Keep in mind, Deadpool has done the following in the comics:


- Romanced the literal personification of Death 
- Assembled the Deadpool Corps, made up of Deadpools from alternate universes, including Lady Deadpool, Dogpool, and the severed head of Zombie Deadpool
- cooked 372,844 pancakes for breakfast
- shot someone in the head for saying they enjoyed the Star Wars prequels more than the originals
- teamed up with the ghost of Benjamin Franklin to destroy a group of resurrected zombie presidents
- successfully incapacitated Carnage with a super-powered mp3 player full of dubstep
- switched costumes with Spider-Man to fight (and kill) the Chameleon

There are glimmers of brilliance. I love the production design, where each and every corner of the frame is covered in Easter eggs, memorabilia, and goodies for fans to catch and revel in the geek culture. (When Negasonic Teenage Warhead took off her jacket, I nearly whooped.)

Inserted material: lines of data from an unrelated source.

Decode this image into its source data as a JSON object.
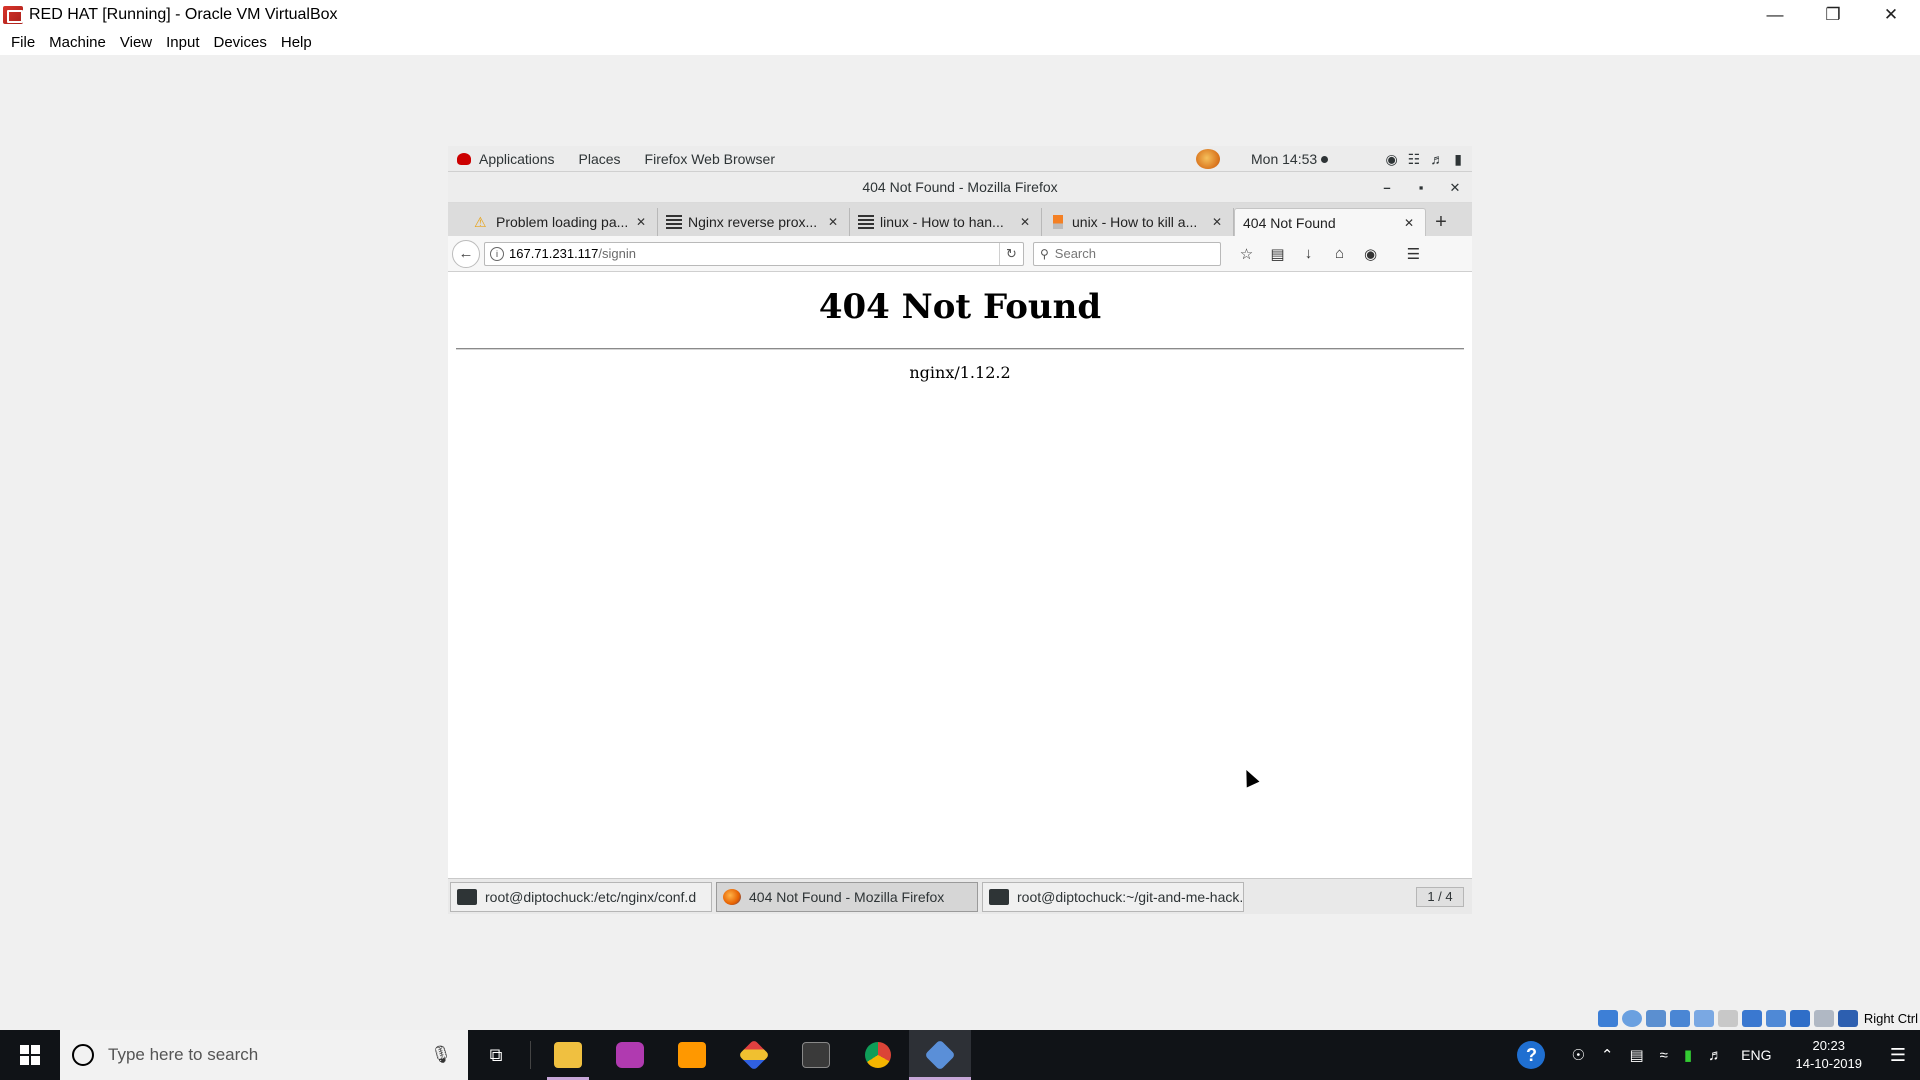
{
  "host": {
    "title": "RED HAT [Running] - Oracle VM VirtualBox",
    "menu": [
      "File",
      "Machine",
      "View",
      "Input",
      "Devices",
      "Help"
    ],
    "host_key": "Right Ctrl"
  },
  "gnome": {
    "applications": "Applications",
    "places": "Places",
    "active_app": "Firefox Web Browser",
    "clock": "Mon 14:53"
  },
  "firefox": {
    "window_title": "404 Not Found - Mozilla Firefox",
    "tabs": [
      {
        "label": "Problem loading pa...",
        "icon": "warning-icon"
      },
      {
        "label": "Nginx reverse prox...",
        "icon": "stack-icon"
      },
      {
        "label": "linux - How to han...",
        "icon": "stack-icon"
      },
      {
        "label": "unix - How to kill a...",
        "icon": "stack-icon"
      },
      {
        "label": "404 Not Found",
        "icon": ""
      }
    ],
    "url_host": "167.71.231.117",
    "url_path": "/signin",
    "search_placeholder": "Search"
  },
  "page": {
    "heading": "404 Not Found",
    "server": "nginx/1.12.2"
  },
  "window_list": {
    "items": [
      {
        "label": "root@diptochuck:/etc/nginx/conf.d",
        "icon": "terminal-icon"
      },
      {
        "label": "404 Not Found - Mozilla Firefox",
        "icon": "firefox-icon"
      },
      {
        "label": "root@diptochuck:~/git-and-me-hack...",
        "icon": "terminal-icon"
      }
    ],
    "pager": "1 / 4"
  },
  "taskbar": {
    "search_placeholder": "Type here to search",
    "language": "ENG",
    "time": "20:23",
    "date": "14-10-2019"
  },
  "colors": {
    "taskbar_bg": "#101317",
    "virtualbox_red": "#d9342b",
    "redhat_red": "#cc0000"
  }
}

The best parts of the movie feature Reynolds out of the suit, romancing it up with his girlfriend, Vanessa (Morena Baccarin). They have extraordinary chemistry, the kind of couple where one will crack a dark joke and the other will run with it as far as possible. While her character, in the grand scheme isn't given much, Baccarin gives her genuine, hysterical charm. In this aspect, Deadpool works really damn well as a Valentine's Day movie. I caught myself often leaning over to my girlfriend and whispering, "That's us."


For people whose experience with comic-book movies starts with X-Men and ends with Ant-Man, they'll find something new in the violence, the level of comedy, and the unique tone for a superhero film. After Deadpool, I'd recommend checking out films like Watchmen, Hellboy, Kick-Ass, 300, Sin City, and Scott Pilgrim vs the World, if one's interested in getting away from the safeness of Marvel and DC.

I think this is the most secure bet a studio could provide for a character like Deadpool. Recently, we're getting more obscure characters - look at Guardians and Ant-Man - but the stories borrow from one another - Avengers and Iron Man, respectively, and it's getting to a tipping point of boredom.

I honestly think audiences are ready to get strange. With Doctor Strange coming in November and Avengers: Infinity War - Part I coming in 2018, I hope Marvel and their properties, across multiple studios, take the kind of risks that characterized them eight years ago, with the creation of the cinematic universes.

Let's throw in some magic, some aliens, some inter-dimensional hopscotch.

Let's get weird.

Thank you all for reading; I'm the Man Without a Plan, signing off.